Book Review: Encounters with Power

Spirituality & Health Magazine
reviewed by Damon Orion

Encounters with Power

Adventures and Misadventures on the Shamanic Path of Healing

By José Luis Stevens, PhD

Sounds True

While the latest book from José Luis Stevens is not without its little nuggets of wisdom, it is best appreciated as a fun, entertaining read that offers some spiritual teachings along the way. Filled with tales of synchronistic experiences, harrowing close calls, and life-changing medicine journeys, Encounters with Power expresses a shamanic worldview in which the spider in your bag of toiletries is a manifestation of your fears, and the annoying egotist in your life is there to help accelerate your spiritual growth.

Stevens, the president of the Power Path School of Shamanism in New Mexico, sees the quest for power as a fundamental aspect of being alive. “A single tree demonstrates power as it explodes from the seed and seeks the sunlight above,” he writes. “A hawk expresses power as it pecks its way out of the egg, screams for food, and one day takes that flying leap out of the nest into the sky.”

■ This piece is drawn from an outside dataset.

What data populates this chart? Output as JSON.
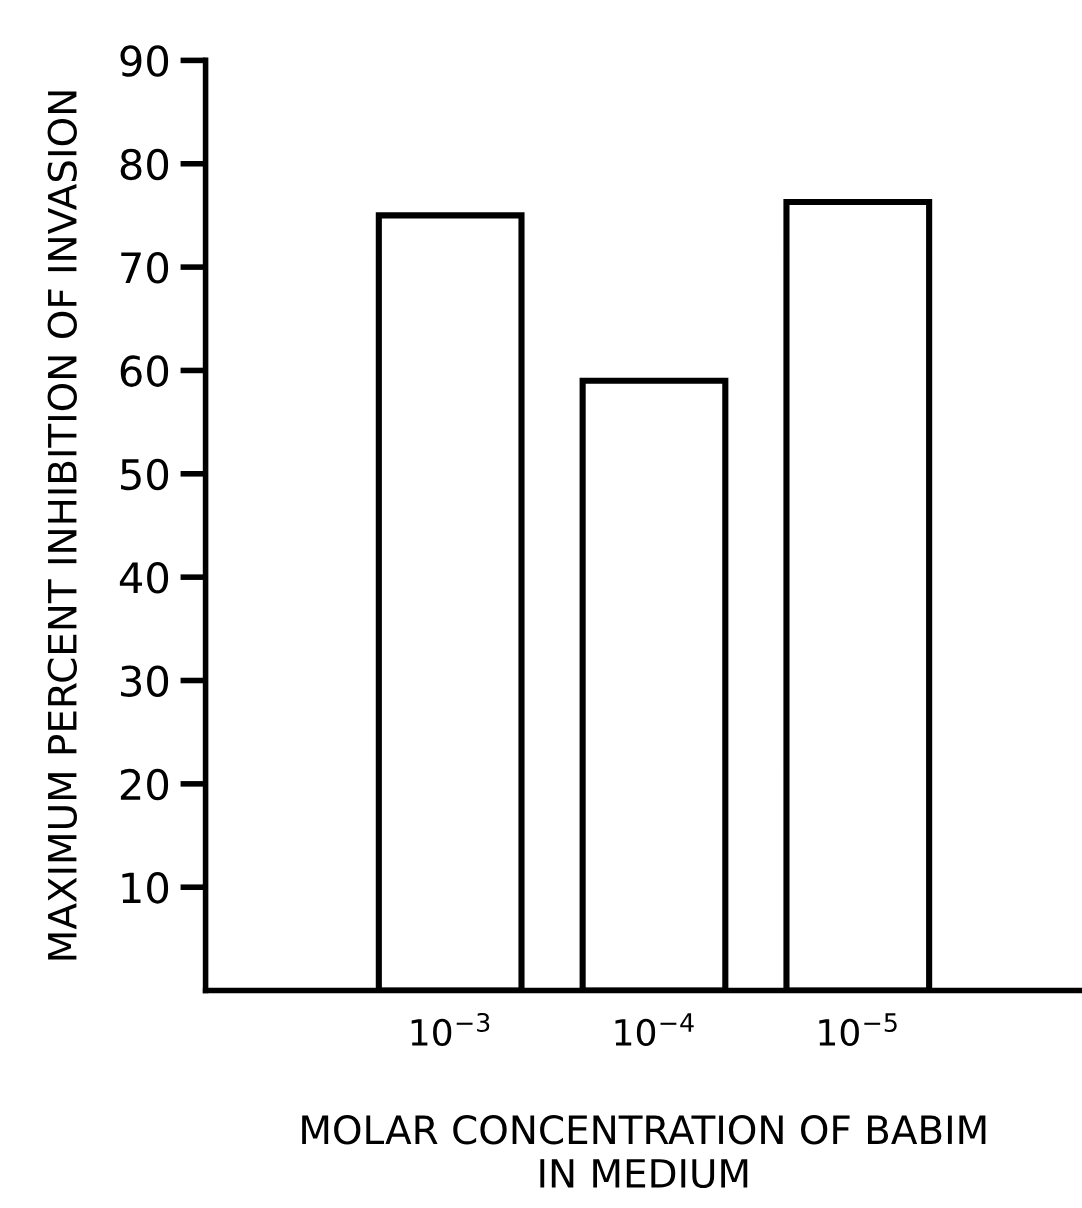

Encounters with Power recounts some of the most memorable experiences the author has had while learning to seek and use power wisely. These include his efforts to stay centered while contending with dark shamans, the deaths of loved ones, and near-fatal misadventures in Guatemala and Mexico, as well as his epiphanies while traversing the Andes, climbing the highest mountain outside of Asia, and seeking wisdom through the ritual ingestion of ayahuasca, peyote, and San Pedro cactus. Exercises at the end of each chapter invite readers to consider whether certain key events in their own lives can be framed similarly.

In his 2014 book, Awaken the Inner Shaman, Stevens offered methods of overcoming the limitations of the ego. With his latest book, he shows some self-mastery in that area by pulling off the tricky task of writing about his peak experiences without coming off as self-aggrandizing—or, conversely, as falsely humble.